Sábado Santo
Para el día de hoy (19/04/14):
Evangelio según San Lucas 23, 50-56
Por diversos mecanismos culturales y psicológicos, cuando acontece la muerte se dá curso a los ritos mortuorios, que en una dura lógica parecen aumentar el redoble de los tambores del dolor, como para que no queden dudas de que se trata de un momento para estar hecho trizas.
Aún así, todos los que hemos perdido un ser querido sabemos bien que lo verdaderamente triste sucede en el regreso a la cotidianeidad, cuando toda la parafernalia fúnebre cede su intensidad. Hay un sitio vacío en la mesa, una voz que no se escucha, un aroma peculiar que no se percibe, un espacio que se expande vacío.
A menudo ser un sobreviviente es gravoso y complicado, máxime a la hora de las ausencias. Y además -suele suceder- que consideramos la real valía de algo o alguien cuando nos falta, cuando ya no lo tenemos o no está con nosotros.
En esos trances estaba aquel grupo de gentes que seguía a Jesús de Nazareth, algunos de los cuales compartieron a diario vida, caminos, enseñanzas durante tres años. Quizás ahora, sumidos en la insomne noche de la derrota y el fracaso ignominioso, comenzaban poco a poco a entender las cosas que Él les hubo de enseñar con una paciencia que no supieron corresponder, y que culposos rumian en miedosa soledad. El Maestro está extrañamente ausente, pues en su muerte se les vuelve verdad inquebrantable lo que en vida no entendían o aceptaban, como si muriéndose les hubiera ratificado y explicado a un precio altísimo lo que realmente cuenta.
Unas mujeres se han mantenido firmes; María su madre y unas pocas más, fieles hasta el fin, permanecen en pié aún cuando el dolor les embarga los corazones. Pero como mujeres, poco pueden hacer: sin embargo, albergan en sus honduras un amor tan profundo que las vuelve custodias de la esperanza, a pesar de un mar de lágrimas.
Los cuerpos yertos de los ajusticiados habían de ser arrojados a una fosa común, como un residuo abyecto teñido de maldición. Y parece que a este rabbí hasta muerto lo quieren sumir en toda posible ignominia.
Pero en los momentos así, cuando tristeza y desesperación hacen un dúo cruel que paraliza, la vida suele sorprendernos con almas nobles que irrumpen en la monotonía de la pena con su mano generosa, con su gesto compasivo.
José de Arimatea y Nicodemo abandonan todo anonimato anterior -cierto discipulado clandestino- y se presentan al pretor romano, reclamando con valentía el cuerpo muerto del ajusticiado galileo.

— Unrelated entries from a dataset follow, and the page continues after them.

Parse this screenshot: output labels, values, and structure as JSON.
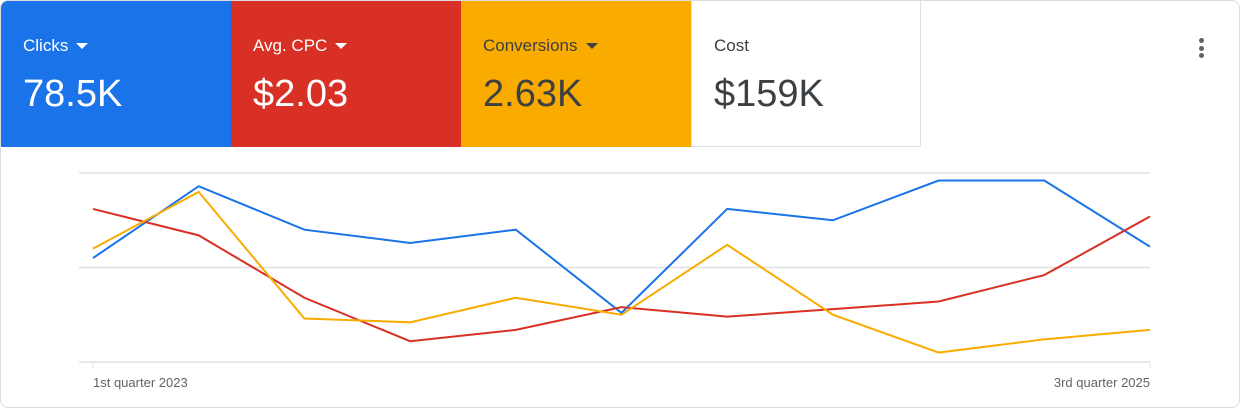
{
  "tiles": [
    {
      "label": "Clicks",
      "value": "78.5K",
      "dropdown": true
    },
    {
      "label": "Avg. CPC",
      "value": "$2.03",
      "dropdown": true
    },
    {
      "label": "Conversions",
      "value": "2.63K",
      "dropdown": true
    },
    {
      "label": "Cost",
      "value": "$159K",
      "dropdown": false
    }
  ],
  "menu_icon": "more-vert-icon",
  "chart_data": {
    "type": "line",
    "x": [
      0,
      1,
      2,
      3,
      4,
      5,
      6,
      7,
      8,
      9,
      10
    ],
    "x_labels": [
      "1st quarter 2023",
      "3rd quarter 2025"
    ],
    "ylim": [
      0,
      100
    ],
    "grid": true,
    "note": "values normalized per series (no y-axis labels shown)",
    "series": [
      {
        "name": "Clicks",
        "color": "#1a73e8",
        "values": [
          55,
          93,
          70,
          63,
          70,
          26,
          81,
          75,
          96,
          96,
          61
        ]
      },
      {
        "name": "Avg. CPC",
        "color": "#d93025",
        "values": [
          81,
          67,
          34,
          11,
          17,
          29,
          24,
          28,
          32,
          46,
          77
        ]
      },
      {
        "name": "Conversions",
        "color": "#f9ab00",
        "values": [
          60,
          90,
          23,
          21,
          34,
          25,
          62,
          25,
          5,
          12,
          17
        ]
      }
    ]
  }
}
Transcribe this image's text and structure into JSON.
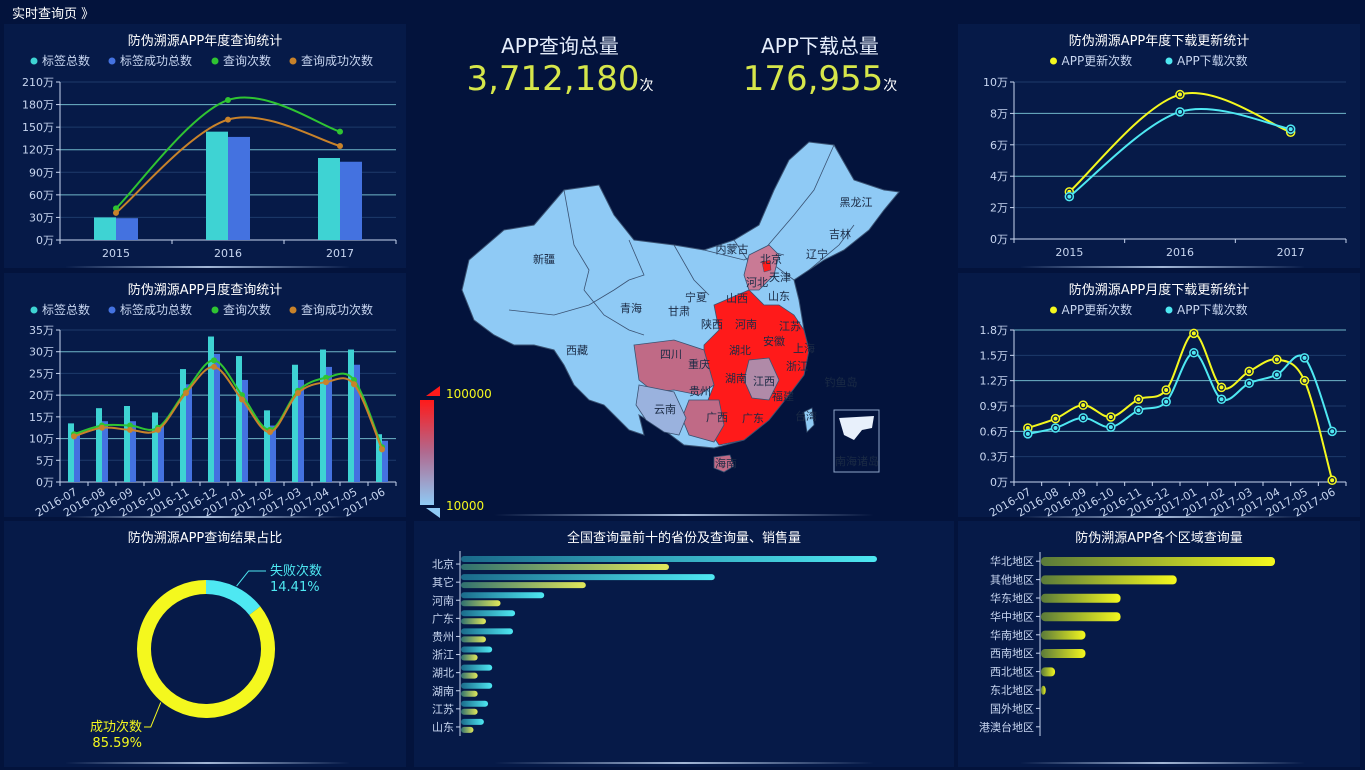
{
  "breadcrumb": "实时查询页 》",
  "stats": {
    "query_label": "APP查询总量",
    "query_value": "3,712,180",
    "query_unit": "次",
    "download_label": "APP下载总量",
    "download_value": "176,955",
    "download_unit": "次"
  },
  "colors": {
    "bg": "#03133c",
    "panel": "#061a48",
    "cyan": "#3ed3d3",
    "blue": "#4472e0",
    "green": "#2fc432",
    "orange": "#c8822a",
    "yellow": "#f4f81e",
    "cyan2": "#4ee8f2"
  },
  "map": {
    "legend_max": "100000",
    "legend_min": "10000",
    "labels": [
      "新疆",
      "西藏",
      "青海",
      "甘肃",
      "宁夏",
      "内蒙古",
      "黑龙江",
      "吉林",
      "辽宁",
      "北京",
      "天津",
      "河北",
      "山西",
      "山东",
      "陕西",
      "河南",
      "江苏",
      "安徽",
      "上海",
      "浙江",
      "四川",
      "湖北",
      "重庆",
      "湖南",
      "江西",
      "贵州",
      "福建",
      "云南",
      "广西",
      "广东",
      "台湾",
      "海南",
      "钓鱼岛",
      "南海诸岛"
    ]
  },
  "chart_data": [
    {
      "id": "yearly_query",
      "type": "bar",
      "title": "防伪溯源APP年度查询统计",
      "categories": [
        "2015",
        "2016",
        "2017"
      ],
      "y_ticks": [
        "0万",
        "30万",
        "60万",
        "90万",
        "120万",
        "150万",
        "180万",
        "210万"
      ],
      "ylim": [
        0,
        210
      ],
      "series": [
        {
          "name": "标签总数",
          "type": "bar",
          "color": "#3ed3d3",
          "values": [
            30,
            144,
            109
          ]
        },
        {
          "name": "标签成功总数",
          "type": "bar",
          "color": "#4472e0",
          "values": [
            29,
            137,
            104
          ]
        },
        {
          "name": "查询次数",
          "type": "line",
          "color": "#2fc432",
          "values": [
            42,
            186,
            144
          ]
        },
        {
          "name": "查询成功次数",
          "type": "line",
          "color": "#c8822a",
          "values": [
            36,
            160,
            125
          ]
        }
      ],
      "legend": "top"
    },
    {
      "id": "monthly_query",
      "type": "bar",
      "title": "防伪溯源APP月度查询统计",
      "categories": [
        "2016-07",
        "2016-08",
        "2016-09",
        "2016-10",
        "2016-11",
        "2016-12",
        "2017-01",
        "2017-02",
        "2017-03",
        "2017-04",
        "2017-05",
        "2017-06"
      ],
      "y_ticks": [
        "0万",
        "5万",
        "10万",
        "15万",
        "20万",
        "25万",
        "30万",
        "35万"
      ],
      "ylim": [
        0,
        35
      ],
      "series": [
        {
          "name": "标签总数",
          "type": "bar",
          "color": "#3ed3d3",
          "values": [
            13.5,
            17,
            17.5,
            16,
            26,
            33.5,
            29,
            16.5,
            27,
            30.5,
            30.5,
            11
          ]
        },
        {
          "name": "标签成功总数",
          "type": "bar",
          "color": "#4472e0",
          "values": [
            11.5,
            14,
            14,
            13,
            22.5,
            29.5,
            23.5,
            13,
            23.5,
            26.5,
            27,
            9.5
          ]
        },
        {
          "name": "查询次数",
          "type": "line",
          "color": "#2fc432",
          "values": [
            11,
            13,
            13,
            12.5,
            21,
            28,
            20,
            12,
            21,
            24,
            23.5,
            8
          ]
        },
        {
          "name": "查询成功次数",
          "type": "line",
          "color": "#c8822a",
          "values": [
            10.5,
            12.5,
            12,
            12,
            20.5,
            26.5,
            19,
            11.5,
            20.5,
            23,
            22.5,
            7.5
          ]
        }
      ],
      "legend": "top"
    },
    {
      "id": "result_ratio",
      "type": "pie",
      "title": "防伪溯源APP查询结果占比",
      "slices": [
        {
          "name": "失败次数",
          "value": 14.41,
          "label": "14.41%",
          "color": "#4ee8f2"
        },
        {
          "name": "成功次数",
          "value": 85.59,
          "label": "85.59%",
          "color": "#f4f81e"
        }
      ]
    },
    {
      "id": "top10_provinces",
      "type": "bar",
      "orientation": "horizontal",
      "title": "全国查询量前十的省份及查询量、销售量",
      "categories": [
        "北京",
        "其它",
        "河南",
        "广东",
        "贵州",
        "浙江",
        "湖北",
        "湖南",
        "江苏",
        "山东"
      ],
      "series": [
        {
          "name": "查询量",
          "color": "#4ee8f2",
          "values": [
            100,
            61,
            20,
            13,
            12.5,
            7.5,
            7.5,
            7.5,
            6.5,
            5.5
          ]
        },
        {
          "name": "销售量",
          "color": "#e2e85a",
          "values": [
            50,
            30,
            9.5,
            6,
            6,
            4,
            4,
            4,
            4,
            3
          ]
        }
      ]
    },
    {
      "id": "yearly_download",
      "type": "line",
      "title": "防伪溯源APP年度下载更新统计",
      "categories": [
        "2015",
        "2016",
        "2017"
      ],
      "y_ticks": [
        "0万",
        "2万",
        "4万",
        "6万",
        "8万",
        "10万"
      ],
      "ylim": [
        0,
        10
      ],
      "series": [
        {
          "name": "APP更新次数",
          "color": "#f4f81e",
          "values": [
            3.0,
            9.2,
            6.8
          ]
        },
        {
          "name": "APP下载次数",
          "color": "#4ee8f2",
          "values": [
            2.7,
            8.1,
            7.0
          ]
        }
      ],
      "legend": "top"
    },
    {
      "id": "monthly_download",
      "type": "line",
      "title": "防伪溯源APP月度下载更新统计",
      "categories": [
        "2016-07",
        "2016-08",
        "2016-09",
        "2016-10",
        "2016-11",
        "2016-12",
        "2017-01",
        "2017-02",
        "2017-03",
        "2017-04",
        "2017-05",
        "2017-06"
      ],
      "y_ticks": [
        "0万",
        "0.3万",
        "0.6万",
        "0.9万",
        "1.2万",
        "1.5万",
        "1.8万"
      ],
      "ylim": [
        0,
        1.8
      ],
      "series": [
        {
          "name": "APP更新次数",
          "color": "#f4f81e",
          "values": [
            0.64,
            0.75,
            0.91,
            0.77,
            0.98,
            1.09,
            1.76,
            1.12,
            1.31,
            1.45,
            1.2,
            0.02
          ]
        },
        {
          "name": "APP下载次数",
          "color": "#4ee8f2",
          "values": [
            0.57,
            0.64,
            0.76,
            0.65,
            0.85,
            0.95,
            1.53,
            0.98,
            1.17,
            1.27,
            1.47,
            0.6
          ]
        }
      ],
      "legend": "top"
    },
    {
      "id": "region_query",
      "type": "bar",
      "orientation": "horizontal",
      "title": "防伪溯源APP各个区域查询量",
      "categories": [
        "华北地区",
        "其他地区",
        "华东地区",
        "华中地区",
        "华南地区",
        "西南地区",
        "西北地区",
        "东北地区",
        "国外地区",
        "港澳台地区"
      ],
      "series": [
        {
          "name": "查询量",
          "color": "#f4f81e",
          "values": [
            100,
            58,
            34,
            34,
            19,
            19,
            6,
            2,
            0,
            0
          ]
        }
      ]
    }
  ]
}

Son hombres revestidos de entereza y dignidad, y sus acciones no son inútiles: los moviliza la devoción, un amor entrañable, y ese gesto quizás cuente más para los vivos que para el Inocente que ejecutaron.
Pobre Cristo diríamos sin vacilaciones, pero también Cristo Pobre, que se vá tal como vino, sin nada, pobre y humilde, habitante helado de una tumba prestada que muere como tantos otros, y quizás esa muerte es la afirmación final de su solidaridad con esta humanidad venida a menos que solemos ser, un Dios compañero de nuestros dolores.
Las mujeres observan a los dos hombres: ellos colocan, con cierta urgencia por el Shabbat, el cuerpo del Maestro que amaban en su lúgubre hogar postrero, sin advertir que en ese amor que lloran está germinando la promesa definitiva. Porque cuando se ama, cuando se ama sin resignaciones, la muerte no define ni tiene la última palabra
Hay algo extraño: el pretor Pilatos decide poner una guardia armada delante de la tumba. Hay argumentos de política y de cautela que lo obligan. Pero en realidad, Cristo es un muerto inquieto al que tampoco detendrá esa pesada piedra de la entrada.
Es noche cerrada para el silencio, para aguantar, para no rendirse, para beber una vez más el vino de la paciencia, que no siempre es sabroso, pero que nos mantiene encendida la esperanza.